Bosnian President Alija Izetbegovic called it “the day of our determination, the day of our hope” Friday as his government agreed to relinquish most civilian governmental authority to a refurbished Muslim-Croat federation.
Although the federation has existed on paper for 20 months, the pact signed by leaders of Bosnia’s warring factions at Wright-Patterson Air Force Base sets out its structure for the first time. It assigns to the federation responsibility for education, police, courts, energy, industry, traffic, commerce, agriculture, health and refugees in territory controlled by Muslim and Croat forces.
The agreement leaves the central government with responsibility for foreign policy, foreign trade, currency, air-traffic control and several other international functions.
Secretary of State Warren Christopher described the federation agreement as “an essential building block for peace in Bosnia-Herzegovina.”
U.S. officials said the pact seems to resolve most disputes between the Muslims and Croats, but it leaves unsettled the status of the rebel Bosnian Serbs, blamed by Washington for most of the atrocities in Europe’s bloodiest war in a half century.
However, a senior Clinton administration official said the American and European mediators hope to kick the talks “into fourth gear” over the weekend in an effort to reach an overall agreement by the end of next week.
Although many details remain unsettled, the senior official said, “Right now all these guys are acting like they want a deal.”
Leaders of Bosnia’s Muslim, Croat and Serb factions agreed in principle last month to divide the country roughly in half between the Serbs and the federation while retaining the central government as the symbol of “the internationally recognized state.” But that plan left for the Dayton talks the nettlesome questions of how to split the territory and how to apportion powers among the factions and the central government.
Friday’s agreement seems to establish a pattern for division of powers that could also be applied to territory held by the Serbs.
But the position of Serbian President Slobodan Milosevic, who is acting as the representative of the Bosnian Serbs in the talks, became more complicated Thursday when the international war crimes tribunal meeting in The Hague indicted three officers of the Serb-led Yugoslav National Army for their part in a 1991 massacre in the Croatian city of Vukovar. Unlike the Bosnian Serb militiamen indicted earlier, Yugoslav army officers are under the authority of Milosevic’s government.

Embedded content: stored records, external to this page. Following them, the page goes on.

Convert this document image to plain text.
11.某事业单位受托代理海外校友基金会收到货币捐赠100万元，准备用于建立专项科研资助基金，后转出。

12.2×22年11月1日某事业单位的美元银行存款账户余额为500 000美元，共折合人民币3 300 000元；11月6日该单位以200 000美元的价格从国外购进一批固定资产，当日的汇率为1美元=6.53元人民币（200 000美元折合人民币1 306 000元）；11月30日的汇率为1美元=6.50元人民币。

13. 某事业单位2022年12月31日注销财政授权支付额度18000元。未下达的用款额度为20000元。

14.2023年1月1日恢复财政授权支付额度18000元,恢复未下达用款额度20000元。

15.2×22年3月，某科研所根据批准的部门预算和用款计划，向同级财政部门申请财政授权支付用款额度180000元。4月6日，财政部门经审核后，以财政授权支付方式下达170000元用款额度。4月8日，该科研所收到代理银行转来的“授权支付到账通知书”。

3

State Department spokesman Nicholas Burns said Christopher urged Milosevic to “cooperate with the war-crimes tribunal,” presumably by turning over the suspects for trial. Burns declined to characterize Milosevic’s response.
In a separate meeting with Croatian President Franjo Tudjman, Christopher called for a negotiated settlement of the controversy over Eastern Slavonia, the last slice of Croatian territory held by rebel Croatian Serbs. Tudjman has threatened to retake the territory by military means if the dispute is not resolved by the end of this month, and Croatian troops were reported moving toward the enclave.
The Muslim-Croat federation agreement calls for the Croats to dismantle the trappings of a separate state, called Herzig-Bosnia.